Chili Lime Mango Pork Carnitas
Recipe type: Entree
Cuisine: Mexican
Cook time: 
Total time: 
This Chili Lime Mango Pork Carnitas is a crispy, tangy slow cooker pulled pork, a twist on the classic Mexican dish.
  • 5 lbs pork shoulder/pork butt, bone-in
  • salt and pepper
  • 1 Tablespoon oregano
  • 1 teaspoon cumin
  • 1 Tablespoon olive oil
  • 1 medium onion, chopped
  • 4 cloves garlic, minced
  • ½ to 1 whole jalapeno, seeded and de-ribbed, chopped
  • juice of ½ an orange
  • 1 cup DOLE Fruit n' Spice Chili Lime Mango Chunks
  • 3 Tablespoons vegetable oil
  1. Rinse and dry the pork, then massage salt and pepper onto the meat.
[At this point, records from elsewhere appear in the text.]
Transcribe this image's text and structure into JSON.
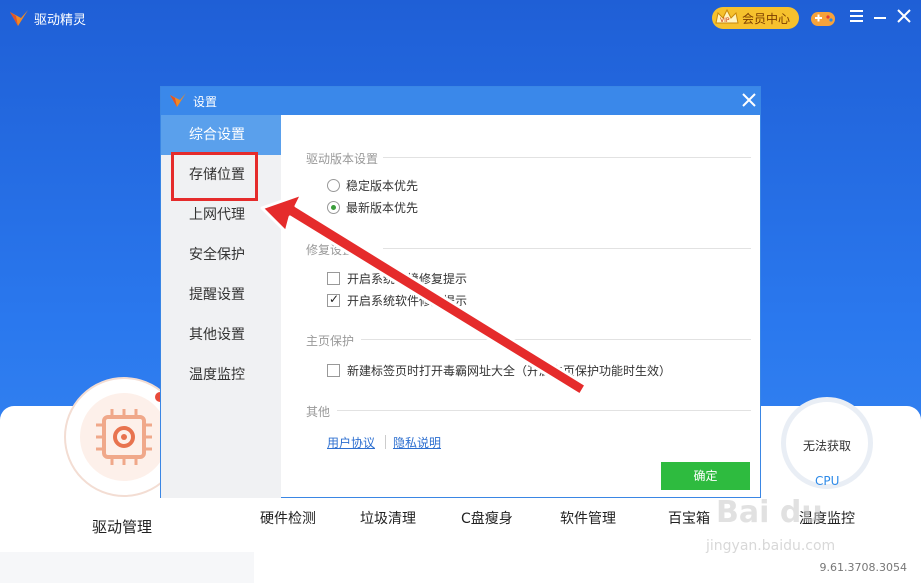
{
  "app": {
    "title": "驱动精灵"
  },
  "header": {
    "vip_label": "会员中心",
    "vip_badge": "VIP",
    "icons": [
      "vip-crown-icon",
      "gamepad-icon",
      "menu-icon",
      "minimize-icon",
      "close-icon"
    ]
  },
  "main": {
    "primary_feature": "驱动管理",
    "features": [
      "硬件检测",
      "垃圾清理",
      "C盘瘦身",
      "软件管理",
      "百宝箱",
      "温度监控"
    ],
    "temp_status": "无法获取",
    "cpu_label": "CPU",
    "version": "9.61.3708.3054"
  },
  "dialog": {
    "title": "设置",
    "sidebar": [
      {
        "label": "综合设置",
        "active": true
      },
      {
        "label": "存储位置",
        "active": false
      },
      {
        "label": "上网代理",
        "active": false
      },
      {
        "label": "安全保护",
        "active": false
      },
      {
        "label": "提醒设置",
        "active": false
      },
      {
        "label": "其他设置",
        "active": false
      },
      {
        "label": "温度监控",
        "active": false
      }
    ],
    "sections": {
      "driver_version": {
        "title": "驱动版本设置",
        "options": [
          {
            "label": "稳定版本优先",
            "selected": false
          },
          {
            "label": "最新版本优先",
            "selected": true
          }
        ]
      },
      "repair": {
        "title": "修复设置",
        "options": [
          {
            "label": "开启系统环境修复提示",
            "checked": false
          },
          {
            "label": "开启系统软件修复提示",
            "checked": true
          }
        ]
      },
      "homepage": {
        "title": "主页保护",
        "options": [
          {
            "label": "新建标签页时打开毒霸网址大全（开启主页保护功能时生效）",
            "checked": false
          }
        ]
      },
      "other": {
        "title": "其他",
        "links": [
          "用户协议",
          "隐私说明"
        ]
      }
    },
    "ok_label": "确定"
  },
  "watermark": {
    "brand": "Bai du",
    "url": "jingyan.baidu.com"
  },
  "colors": {
    "background": "#2a78ee",
    "dialog_title": "#3a88ea",
    "nav_active": "#5aa0ec",
    "ok_button": "#2ebb3f",
    "annotation": "#e52b2b",
    "vip": "#f6c12d"
  }
}
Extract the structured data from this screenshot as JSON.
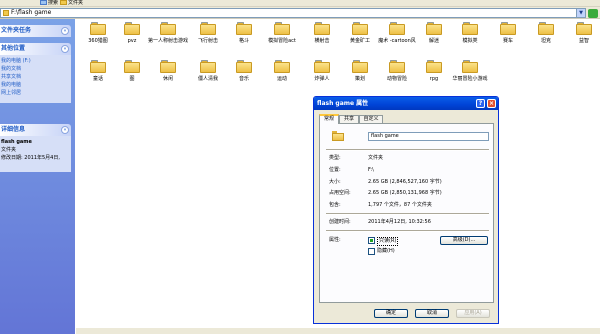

  2. Mix together the olive oil, oregano, and cumin, then rub the mixture onto the meat. Place it into the slow cooker, fatty side up.
  3. Add in the mango, orange juice, jalapeno, garlic, and onion. Cover and cook on low for 8-10 hours.
  4. Once the meat is tender, remove the fat and any large pieces of vegetables or fruits you do not wish to keep in the mix. Remove the liquid and set aside.
  5. Using two forks, shred the pork.
  6. In a large pan, heat the vegetable oil then saute the pork, pressing down on top with a spatula until the under side is crispy.
  7. Serve immediately, drizzling a little of the reserved juices over the top. A great serving option is to make tacos. Layer the pork onto a homemade flour tortilla shell and top with things like cilantro, more of the mango chunks thawed and cut into smaller bits, red onions, and avocado.
This makes a pretty large batch of pulled pork. If you cannot eat it all right away, reserve some in a freezer container with some of the juice added, before the pan frying step. Once you are ready to make it again, thaw and reheat, remove the juices, and pan fry per the directions here.